Up the River without an Idol


The biggest scandal to come out of the Amazon Synod involved the use of wooden figures in Rome. During the synod, displays representing the Amazon region were set up around the Vatican and Rome, including plants, canoes, and wooden figures of a pregnant woman. In one instance, people bowed to the display, to these figures. When asked what the figured represented, people were first told she was Our Lady of the Amazon, presumably Mary, thought such a title had never been heard of before. While I think an Amazonian depiction of Mary would be wonderful, I’m not sure this was carved as that intention. Later it was said she represented “life, fertility, and Mother Earth.” So, not Mary. Not Christian. And then it was said she was a representation of indigenous fertility idol Pachamama – unambiguously not Christian.

So were pagan idols brought into Christian churches in Rome or not? No one would give a clear explanation, and the fact that no Church official would only caused the concern to grow. I would have understood if we (Europeans) misunderstood a symbol from another culture, but the fact that no one could clearly say “X means Y” made me believe it was a pagan idol after all. A couple of men took the figures from the church and threw them in the Tiber. Yet the figures were fished out and on display at the conclusion of the synod.

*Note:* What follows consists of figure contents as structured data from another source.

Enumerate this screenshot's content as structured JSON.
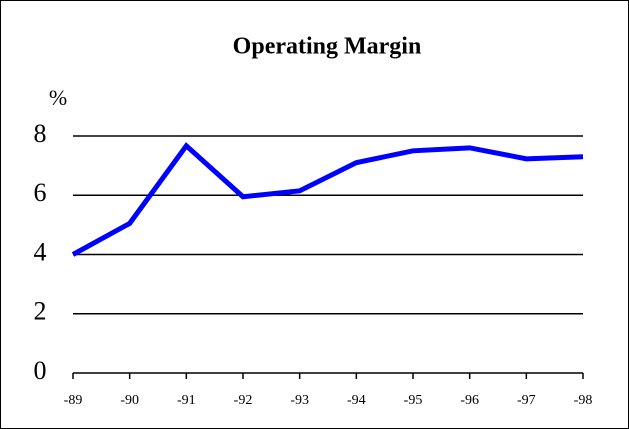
{
  "chart_data": {
    "type": "line",
    "title": "Operating Margin",
    "y_label": "%",
    "categories": [
      "-89",
      "-90",
      "-91",
      "-92",
      "-93",
      "-94",
      "-95",
      "-96",
      "-97",
      "-98"
    ],
    "values": [
      4.0,
      5.05,
      7.67,
      5.95,
      6.15,
      7.1,
      7.5,
      7.6,
      7.23,
      7.3
    ],
    "color": "#0000ff",
    "ylim": [
      0,
      8
    ],
    "yticks": [
      0,
      2,
      4,
      6,
      8
    ],
    "grid": true
  }
}
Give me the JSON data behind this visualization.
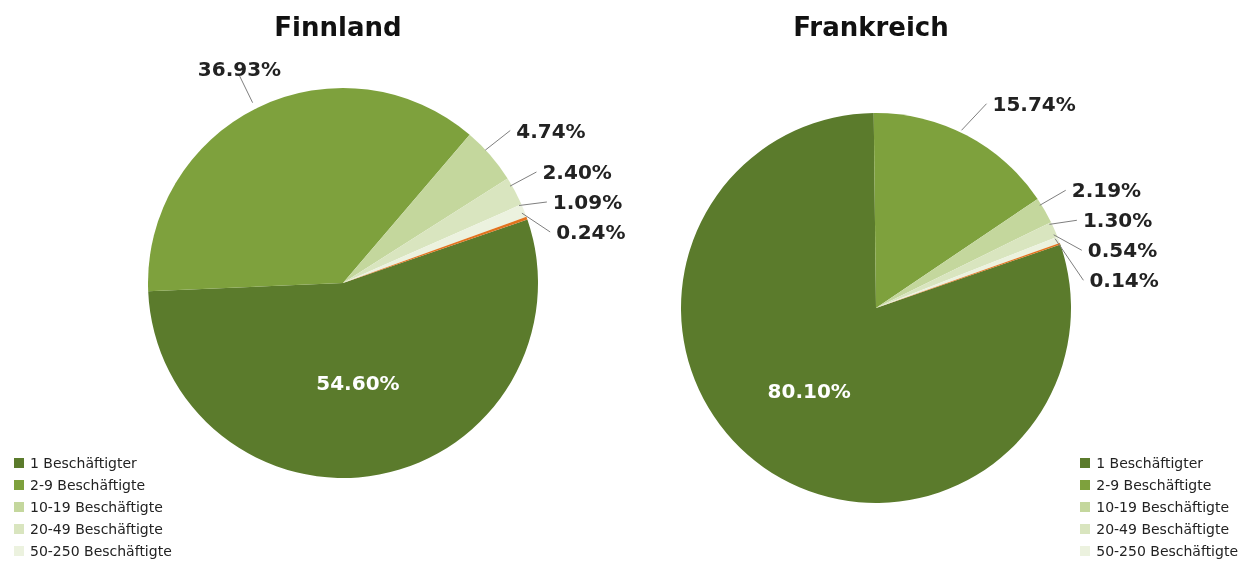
{
  "chart_data": [
    {
      "type": "pie",
      "title": "Finnland",
      "categories": [
        "1 Beschäftigter",
        "2-9 Beschäftigte",
        "10-19 Beschäftigte",
        "20-49 Beschäftigte",
        "50-250 Beschäftigte",
        null
      ],
      "values": [
        54.6,
        36.93,
        4.74,
        2.4,
        1.09,
        0.24
      ],
      "colors": [
        "#5b7b2c",
        "#7ea13d",
        "#c4d79d",
        "#d9e5bf",
        "#ecf2df",
        "#e2731e"
      ],
      "value_labels": [
        "54.60%",
        "36.93%",
        "4.74%",
        "2.40%",
        "1.09%",
        "0.24%"
      ],
      "legend": "bottom left"
    },
    {
      "type": "pie",
      "title": "Frankreich",
      "categories": [
        "1 Beschäftigter",
        "2-9 Beschäftigte",
        "10-19 Beschäftigte",
        "20-49 Beschäftigte",
        "50-250 Beschäftigte",
        null
      ],
      "values": [
        80.1,
        15.74,
        2.19,
        1.3,
        0.54,
        0.14
      ],
      "colors": [
        "#5b7b2c",
        "#7ea13d",
        "#c4d79d",
        "#d9e5bf",
        "#ecf2df",
        "#e2731e"
      ],
      "value_labels": [
        "80.10%",
        "15.74%",
        "2.19%",
        "1.30%",
        "0.54%",
        "0.14%"
      ],
      "legend": "bottom right"
    }
  ]
}
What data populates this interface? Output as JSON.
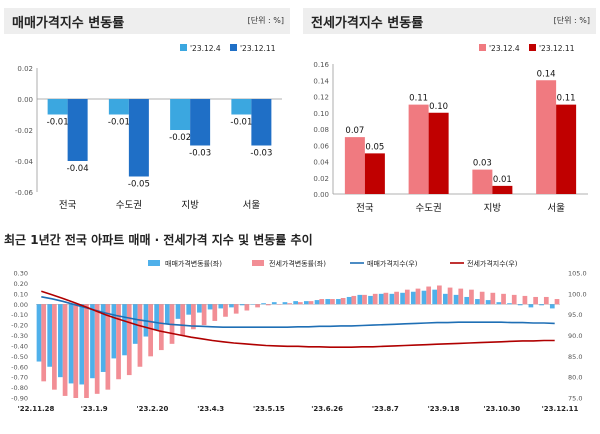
{
  "chart_data": [
    {
      "type": "bar",
      "title": "매매가격지수 변동률",
      "unit_label": "[단위 : %]",
      "categories": [
        "전국",
        "수도권",
        "지방",
        "서울"
      ],
      "series": [
        {
          "name": "'23.12.4",
          "color": "#3ba7e0",
          "values": [
            -0.01,
            -0.01,
            -0.02,
            -0.01
          ]
        },
        {
          "name": "'23.12.11",
          "color": "#1f6fc6",
          "values": [
            -0.04,
            -0.05,
            -0.03,
            -0.03
          ]
        }
      ],
      "ylim": [
        -0.06,
        0.02
      ],
      "yticks": [
        "0.02",
        "0.00",
        "-0.02",
        "-0.04",
        "-0.06"
      ],
      "legend": "top-right",
      "grid": false
    },
    {
      "type": "bar",
      "title": "전세가격지수 변동률",
      "unit_label": "[단위 : %]",
      "categories": [
        "전국",
        "수도권",
        "지방",
        "서울"
      ],
      "series": [
        {
          "name": "'23.12.4",
          "color": "#f07a80",
          "values": [
            0.07,
            0.11,
            0.03,
            0.14
          ]
        },
        {
          "name": "'23.12.11",
          "color": "#c00000",
          "values": [
            0.05,
            0.1,
            0.01,
            0.11
          ]
        }
      ],
      "ylim": [
        0,
        0.16
      ],
      "yticks": [
        "0.16",
        "0.14",
        "0.12",
        "0.10",
        "0.08",
        "0.06",
        "0.04",
        "0.02",
        "0.00"
      ],
      "legend": "top-right",
      "grid": false
    },
    {
      "type": "bar+line",
      "title": "최근 1년간 전국 아파트 매매 · 전세가격 지수 및 변동률 추이",
      "x_tick_labels": [
        "'22.11.28",
        "'23.1.9",
        "'23.2.20",
        "'23.4.3",
        "'23.5.15",
        "'23.6.26",
        "'23.8.7",
        "'23.9.18",
        "'23.10.30",
        "'23.12.11"
      ],
      "left_axis": {
        "ylim": [
          -0.9,
          0.3
        ],
        "ticks": [
          "0.30",
          "0.20",
          "0.10",
          "0.00",
          "-0.10",
          "-0.20",
          "-0.30",
          "-0.40",
          "-0.50",
          "-0.60",
          "-0.70",
          "-0.80",
          "-0.90"
        ]
      },
      "right_axis": {
        "ylim": [
          75.0,
          105.0
        ],
        "ticks": [
          "105.0",
          "100.0",
          "95.0",
          "90.0",
          "85.0",
          "80.0",
          "75.0"
        ]
      },
      "legend": "top",
      "series": [
        {
          "name": "매매가격변동률(좌)",
          "kind": "bar",
          "axis": "left",
          "color": "#4fb0ea",
          "values": [
            -0.55,
            -0.6,
            -0.7,
            -0.76,
            -0.77,
            -0.71,
            -0.65,
            -0.52,
            -0.49,
            -0.38,
            -0.31,
            -0.25,
            -0.19,
            -0.14,
            -0.1,
            -0.08,
            -0.05,
            -0.04,
            -0.03,
            -0.01,
            0.0,
            0.01,
            0.02,
            0.02,
            0.03,
            0.03,
            0.04,
            0.05,
            0.05,
            0.07,
            0.09,
            0.08,
            0.1,
            0.1,
            0.11,
            0.12,
            0.13,
            0.14,
            0.1,
            0.09,
            0.07,
            0.05,
            0.04,
            0.02,
            0.01,
            -0.01,
            -0.03,
            -0.01,
            -0.04
          ]
        },
        {
          "name": "전세가격변동률(좌)",
          "kind": "bar",
          "axis": "left",
          "color": "#f28e95",
          "values": [
            -0.74,
            -0.82,
            -0.88,
            -0.9,
            -0.9,
            -0.86,
            -0.82,
            -0.72,
            -0.68,
            -0.6,
            -0.5,
            -0.44,
            -0.38,
            -0.3,
            -0.24,
            -0.2,
            -0.16,
            -0.12,
            -0.09,
            -0.06,
            -0.03,
            -0.01,
            0.0,
            0.01,
            0.02,
            0.03,
            0.05,
            0.05,
            0.06,
            0.08,
            0.09,
            0.1,
            0.11,
            0.12,
            0.14,
            0.15,
            0.17,
            0.18,
            0.16,
            0.15,
            0.14,
            0.12,
            0.11,
            0.1,
            0.09,
            0.08,
            0.07,
            0.07,
            0.05
          ]
        },
        {
          "name": "매매가격지수(우)",
          "kind": "line",
          "axis": "right",
          "color": "#1f6fb5",
          "values": [
            99.3,
            98.8,
            98.2,
            97.5,
            96.8,
            96.1,
            95.4,
            94.8,
            94.3,
            93.8,
            93.4,
            93.0,
            92.7,
            92.5,
            92.3,
            92.2,
            92.1,
            92.0,
            92.0,
            92.0,
            92.0,
            92.0,
            92.0,
            92.0,
            92.1,
            92.1,
            92.2,
            92.2,
            92.3,
            92.3,
            92.4,
            92.5,
            92.6,
            92.7,
            92.8,
            92.9,
            93.0,
            93.1,
            93.1,
            93.2,
            93.2,
            93.2,
            93.2,
            93.2,
            93.1,
            93.1,
            93.0,
            93.0,
            92.9
          ]
        },
        {
          "name": "전세가격지수(우)",
          "kind": "line",
          "axis": "right",
          "color": "#b00000",
          "values": [
            100.6,
            99.8,
            98.9,
            98.0,
            97.0,
            96.0,
            95.0,
            94.1,
            93.3,
            92.5,
            91.8,
            91.1,
            90.6,
            90.1,
            89.6,
            89.2,
            88.8,
            88.5,
            88.2,
            88.0,
            87.8,
            87.6,
            87.5,
            87.4,
            87.4,
            87.3,
            87.3,
            87.2,
            87.2,
            87.2,
            87.3,
            87.3,
            87.4,
            87.5,
            87.6,
            87.7,
            87.8,
            87.9,
            88.0,
            88.1,
            88.2,
            88.3,
            88.4,
            88.5,
            88.6,
            88.7,
            88.7,
            88.8,
            88.8
          ]
        }
      ]
    }
  ]
}
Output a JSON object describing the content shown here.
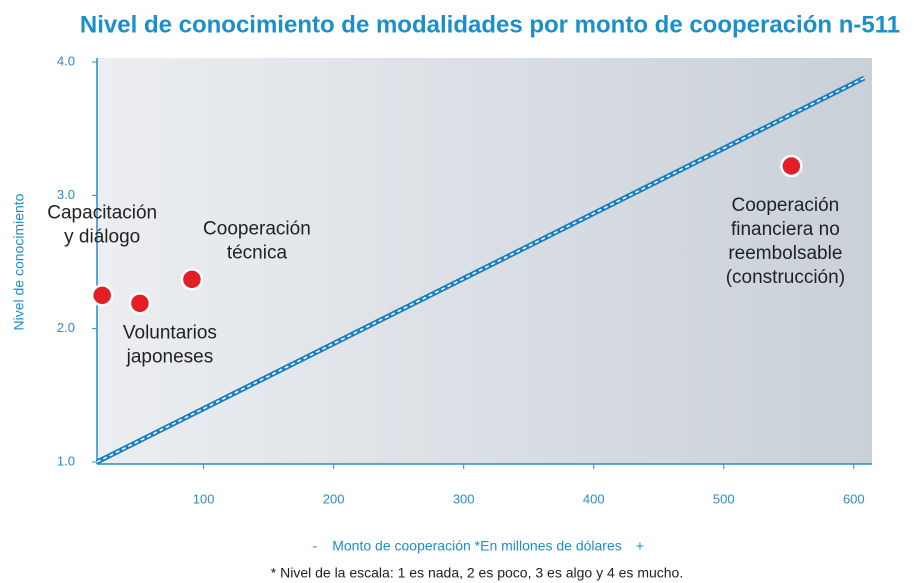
{
  "chart_data": {
    "type": "scatter",
    "title": "Nivel de conocimiento de modalidades por monto de cooperación n-511",
    "x_label": "Monto de cooperación *En millones de dólares",
    "x_minus": "-",
    "x_plus": "+",
    "y_label": "Nivel de conocimiento",
    "footnote": "* Nivel de la escala: 1 es nada, 2 es poco, 3 es algo y 4 es mucho.",
    "xlim": [
      18,
      614
    ],
    "ylim": [
      1.0,
      4.0
    ],
    "xticks": [
      100,
      200,
      300,
      400,
      500,
      600
    ],
    "yticks": [
      {
        "value": 1,
        "label": "1.0"
      },
      {
        "value": 2,
        "label": "2.0"
      },
      {
        "value": 3,
        "label": "3.0"
      },
      {
        "value": 4,
        "label": "4.0"
      }
    ],
    "color": "#e41e26",
    "trend_line": {
      "x": [
        18,
        608
      ],
      "y": [
        1.0,
        3.88
      ],
      "color": "#1a7fc1"
    },
    "points": [
      {
        "label": [
          "Capacitación",
          "y diálogo"
        ],
        "x": 22,
        "y": 2.25
      },
      {
        "label": [
          "Voluntarios",
          "japoneses"
        ],
        "x": 51,
        "y": 2.19
      },
      {
        "label": [
          "Cooperación",
          "técnica"
        ],
        "x": 91,
        "y": 2.37
      },
      {
        "label": [
          "Cooperación",
          "financiera no",
          "reembolsable",
          "(construcción)"
        ],
        "x": 552,
        "y": 3.22
      }
    ]
  }
}
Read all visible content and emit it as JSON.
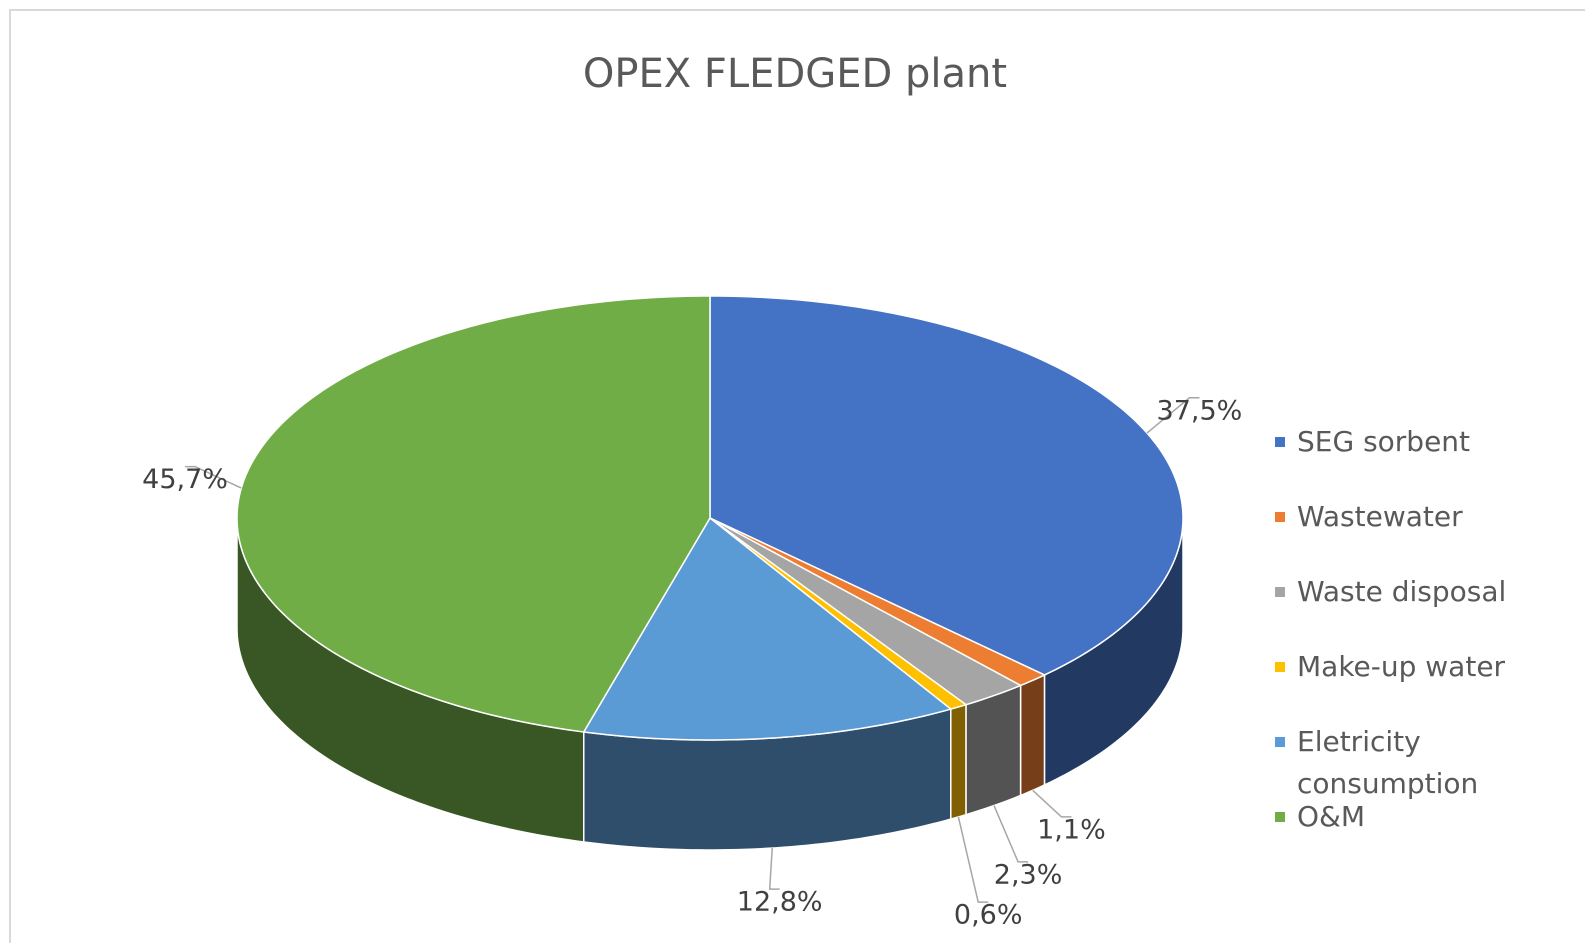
{
  "chart_data": {
    "type": "pie",
    "title": "OPEX FLEDGED plant",
    "categories": [
      "SEG sorbent",
      "Wastewater",
      "Waste disposal",
      "Make-up water",
      "Eletricity consumption",
      "O&M"
    ],
    "values": [
      37.5,
      1.1,
      2.3,
      0.6,
      12.8,
      45.7
    ],
    "value_labels": [
      "37,5%",
      "1,1%",
      "2,3%",
      "0,6%",
      "12,8%",
      "45,7%"
    ],
    "colors": [
      "#4472c4",
      "#ed7d31",
      "#a5a5a5",
      "#ffc000",
      "#5b9bd5",
      "#70ad47"
    ],
    "legend": "right"
  }
}
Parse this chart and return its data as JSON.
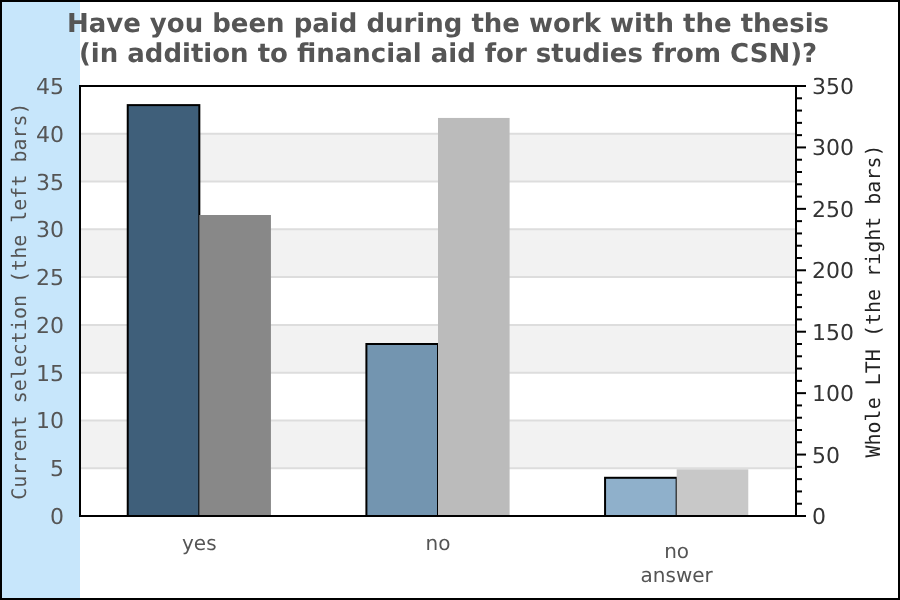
{
  "chart_data": {
    "type": "bar",
    "title": "Have you been paid during the work with the thesis\n(in addition to financial aid for studies from CSN)?",
    "ylabel": "Current selection (the left bars)",
    "y2label": "Whole LTH (the right bars)",
    "categories": [
      "yes",
      "no",
      "no\nanswer"
    ],
    "series": [
      {
        "colors": [
          "#3f5f7a",
          "#7395b0",
          "#8fb0cb"
        ],
        "values": [
          43,
          18,
          4
        ]
      },
      {
        "colors": [
          "#888888",
          "#bbbbbb",
          "#c8c8c8"
        ],
        "values": [
          245,
          324,
          38
        ],
        "axis": "y2"
      }
    ],
    "ylim": [
      0,
      45
    ],
    "yticks": [
      0,
      5,
      10,
      15,
      20,
      25,
      30,
      35,
      40,
      45
    ],
    "y2lim": [
      0,
      350
    ],
    "y2ticks": [
      0,
      {
        "value": 10,
        "label": null
      },
      {
        "value": 20,
        "label": null
      },
      {
        "value": 30,
        "label": null
      },
      {
        "value": 40,
        "label": null
      },
      50,
      {
        "value": 60,
        "label": null
      },
      {
        "value": 70,
        "label": null
      },
      {
        "value": 80,
        "label": null
      },
      {
        "value": 90,
        "label": null
      },
      100,
      {
        "value": 110,
        "label": null
      },
      {
        "value": 120,
        "label": null
      },
      {
        "value": 130,
        "label": null
      },
      {
        "value": 140,
        "label": null
      },
      150,
      {
        "value": 160,
        "label": null
      },
      {
        "value": 170,
        "label": null
      },
      {
        "value": 180,
        "label": null
      },
      {
        "value": 190,
        "label": null
      },
      200,
      {
        "value": 210,
        "label": null
      },
      {
        "value": 220,
        "label": null
      },
      {
        "value": 230,
        "label": null
      },
      {
        "value": 240,
        "label": null
      },
      250,
      {
        "value": 260,
        "label": null
      },
      {
        "value": 270,
        "label": null
      },
      {
        "value": 280,
        "label": null
      },
      {
        "value": 290,
        "label": null
      },
      300,
      {
        "value": 310,
        "label": null
      },
      {
        "value": 320,
        "label": null
      },
      {
        "value": 330,
        "label": null
      },
      {
        "value": 340,
        "label": null
      },
      350
    ],
    "grid": "y"
  }
}
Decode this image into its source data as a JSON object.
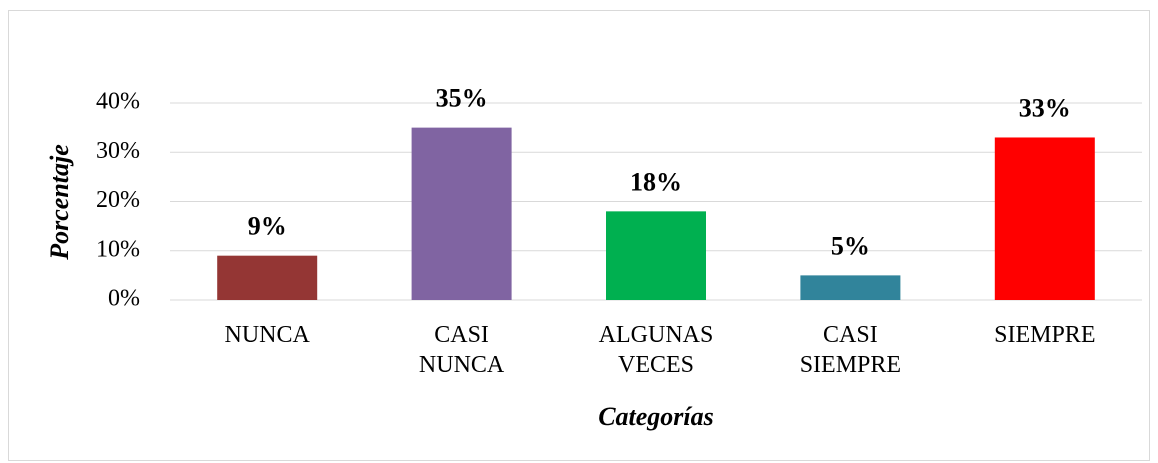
{
  "chart_data": {
    "type": "bar",
    "categories": [
      "NUNCA",
      "CASI NUNCA",
      "ALGUNAS VECES",
      "CASI SIEMPRE",
      "SIEMPRE"
    ],
    "values": [
      9,
      35,
      18,
      5,
      33
    ],
    "value_labels": [
      "9%",
      "35%",
      "18%",
      "5%",
      "33%"
    ],
    "colors": [
      "#943634",
      "#8064a2",
      "#00b050",
      "#31849b",
      "#ff0000"
    ],
    "ylim": [
      0,
      40
    ],
    "yticks": [
      {
        "value": 0,
        "label": "0%"
      },
      {
        "value": 10,
        "label": "10%"
      },
      {
        "value": 20,
        "label": "20%"
      },
      {
        "value": 30,
        "label": "30%"
      },
      {
        "value": 40,
        "label": "40%"
      }
    ],
    "ylabel": "Porcentaje",
    "xlabel": "Categorías",
    "grid": true
  }
}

Was this a case of Euro-centric Catholics not understanding an Amazonian expression of the faith? Or was this a case of pagan rituals being brought into a church under the guise of dialogue? Christianity has always adopted pagan symbols and practices. There is nothing wrong about taking a symbol a culture already knows and using it to share to the faith. But it must be baptized—cut out of its pagan meaning and given a Christian identity. A culture’s practice can be kept and used, but it must be reordered to Christ. It must teach truth. These figurines caused confusion and division. Christianity cannot not let a pagan remain pagan.

A goal of the synod is to listen and understand the unique needs of the Amazon region. And that includes, perhaps, practices that we don’t understand at first. Perhaps the statues are Christian but just look different than our ideas of Mary. But perhaps not. The concerning part is no one would say. And we can’t let it remain ambiguous. A dialogue goes both ways, and we must reach a conclusion of what the Church can and cannot allow. #1: You will have no gods before me.